Monday showed that our markets might be able to walk with European lingering problems after all. Did the global markets become so sensitive, that a simple decline in Spain's $7.3 billion borrowing costs could be the catalyst for the Dow remaining above 12,000? This is not only discouraging, but it's pathetic. I don't know about the rest of the investors, but I gave more emphasis to the housing starts and the rising building permits. Builders reported on 685,000 new homes, which was a 9.3% increase from October. Building permits surged 5.7%, which was mainly due to the increase in apartment construction. This fresh confidence mixed with the recent Black Friday record breaking surge of 6.6% in sales makes me anxious to see the upcoming holiday shopping figures.
While everyone's eyes were glued to Materials Select Sector SPDR (XLB), I went through a list of builders that were boasting solid intraday gains: Toll Brothers Inc. (TOL), D.R. Horton, Inc. (DHI), Lennar Corp. (LEN), PulteGroup, Inc. (PHM), Beazer Homes USA, Inc. (BZH), and Hovnanian Enterprises Inc. (HOV).

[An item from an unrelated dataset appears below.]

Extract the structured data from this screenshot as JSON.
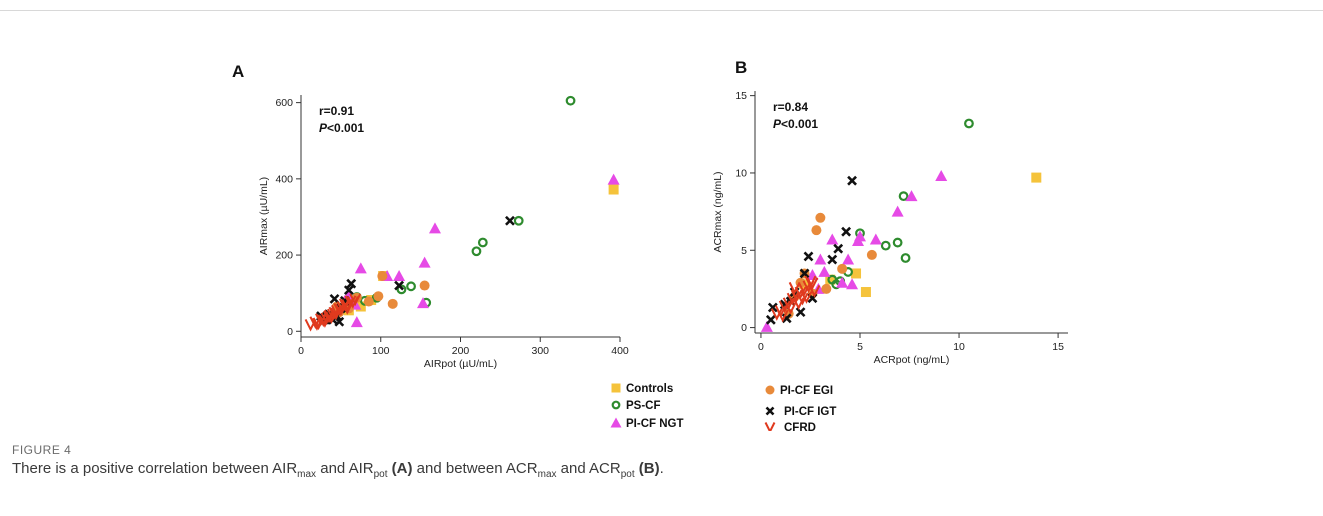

|Company / Monday's Gain||Market Cap||EPS (ttm)||Forward P/E (ttm)||PEG||Past 5 Year EPS Growth Rate||Volatility Risk vs. S&P (Beta)|
|Toll Brothers (+6.44%)||$3.43 Bill.||$0.24||53.4||9.6||-43.67%||11% Riskier than S&P (Beta 1.11)|
|D.R. Horton (+5.70%)||$3.93 Bill.||$0.23||26.4||3.5||-43.46%||9% Riskier than S&P (Beta 1.09)|
|Lennar Corp. (+6.32%)||$3.68 Bill.||$0.48||28.5||1.5||-42.52%||71% Riskier than S&P (Beta 1.71)|
|Pulte Group, Inc. |
|$2.4 Bill.||$-1.03||32.7||-2.21||-16.51%||22% Riskier than S&P (Beta 1.22)|
|Beazer Homes USA, Inc. (+15.09%)||$184.44 Mill.||$-2.71||-1.6||n/a||-32.56%||342% Riskier than S&P (Beta 4.42)|
|Hovnanian Enterprises (+18.11%)||$142.51 Mill.||$-2.88||-0.9||n/a||-66.28%||189% Riskier than S&P (Beta 2.89)|
From a basic glance at the 5 year EPS growth rates across the board, it doesn't take a rocket scientist to figure out that the industry as a whole is still far from recovery. The aforementioned numbers look awful since there is a negative sign next to every percentage. The end of 2011 will mark the 5 year anniversary of the subprime crisis mess, although in some parts of the country the decline in housing prices began a little earlier. I truly want to see a modest housing recovery in 2012, followed by a rush of investment property purchases in 2013 when bargain hunters with plenty of hoarded cash come out to play after seeing a bottom. 100% financing is history, which means now we have more renters than buyers. Henceforth, a surge in rental property purchases is expected and it's already happening in California, Florida and Texas, the largest housing markets.
If housing does recover faster than expected in 2012 with a higher rate of change in consumer confidence and unemployment rate (since we all know how magically everything falls in place before elections), then we just might see our greenback creep up closer to Euro.